Nobel Peace Prize: Those Committed to “Security by Military Means” have taken charge of the Peace Prize…
New Book
New book: The Nobel Peace Prize (Praeger, 2010)
In his newest book, The Nobel Peace Prize (2010), Norwegian lawyer and author Fredrik S. Heffermehl, shows how far the custodians of Nobel´s prize for “the champions of peace” have moved the prize away from the testator´s actual intentions. Part I offers the first known legal analysis of the testament Nobel wrote in 1895, and in Part II an analysis of the political methods used by official Norway to stonewall the truth about the mismanagement of Nobel´s great vision of peace. The book, in part a case study of democracy and the rule of law in Norway, takes us from the inception of the prize 115 years ago to the present, including a riveting dissection of the 2009 award to US president Barack Obama.

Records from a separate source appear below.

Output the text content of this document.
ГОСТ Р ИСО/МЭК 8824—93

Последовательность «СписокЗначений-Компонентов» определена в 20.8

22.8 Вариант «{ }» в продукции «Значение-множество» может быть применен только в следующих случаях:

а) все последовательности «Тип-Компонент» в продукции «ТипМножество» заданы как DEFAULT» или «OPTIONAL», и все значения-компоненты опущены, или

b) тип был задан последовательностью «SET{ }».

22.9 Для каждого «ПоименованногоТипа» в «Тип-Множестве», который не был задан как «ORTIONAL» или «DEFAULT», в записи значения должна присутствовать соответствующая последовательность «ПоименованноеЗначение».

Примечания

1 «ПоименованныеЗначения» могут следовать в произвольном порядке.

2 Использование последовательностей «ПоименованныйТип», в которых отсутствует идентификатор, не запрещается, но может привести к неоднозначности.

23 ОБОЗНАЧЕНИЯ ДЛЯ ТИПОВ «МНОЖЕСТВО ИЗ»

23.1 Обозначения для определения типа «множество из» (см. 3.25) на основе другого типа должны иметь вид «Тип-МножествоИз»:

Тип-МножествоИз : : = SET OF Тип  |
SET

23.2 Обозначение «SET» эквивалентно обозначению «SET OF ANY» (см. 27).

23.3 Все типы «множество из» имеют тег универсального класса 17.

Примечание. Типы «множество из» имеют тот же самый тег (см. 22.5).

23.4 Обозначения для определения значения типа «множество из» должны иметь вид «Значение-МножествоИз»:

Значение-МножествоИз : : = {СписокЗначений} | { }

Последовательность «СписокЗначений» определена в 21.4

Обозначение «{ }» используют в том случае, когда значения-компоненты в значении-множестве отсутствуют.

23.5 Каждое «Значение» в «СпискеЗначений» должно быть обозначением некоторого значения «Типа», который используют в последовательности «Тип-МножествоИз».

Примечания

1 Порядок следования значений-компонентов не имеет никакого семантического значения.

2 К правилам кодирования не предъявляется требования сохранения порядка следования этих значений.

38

It explains how the military sector – in all nations – undermines human security and welfare, preferring to pursue narrow self-interest to solving the real security needs of the world.
For the first time The Nobel Peace Prize provides access to the highly secretive Nobel committee room, by publishing the revealing private diaries of the longest sitting chair of the Nobel committee, Gunnar Jahn.
What happened to the Nobel Peace Prize?
The Nobel Peace Prize. What Nobel really wanted (Praeger, 2010), offers undisputable evidence that Nobel intended to support the “Champions of peace”, those struggling to replace militarism with an international order based on law and abolition of national military forces; the power of the law must replace the law of power. Since 1948 the parties in the Norwegian parliament have delegated the appointment of the Nobel committee to the major parties who misuse the attractive seats as a reward to their party veterans, people lacking not only insight but also loyalty to the peace ideas that Nobel wished to support.
In fact the committee members are opposed to the idea of the prize! People who believe in security by military means have taken charge of a prize meant to support a demilitarized world order.
The prize has long ago ceased to challenge the forces it intended to combat and instead been used to promote Norwegian policies and business interests.
Claiming that the Norwegian parliament and the Nobel committee have violated the law for six decades, the book also becomes an illuminating case study of how elites in the advanced Scandinavian societies circumvent the basic tenets of democracy and the rule of law.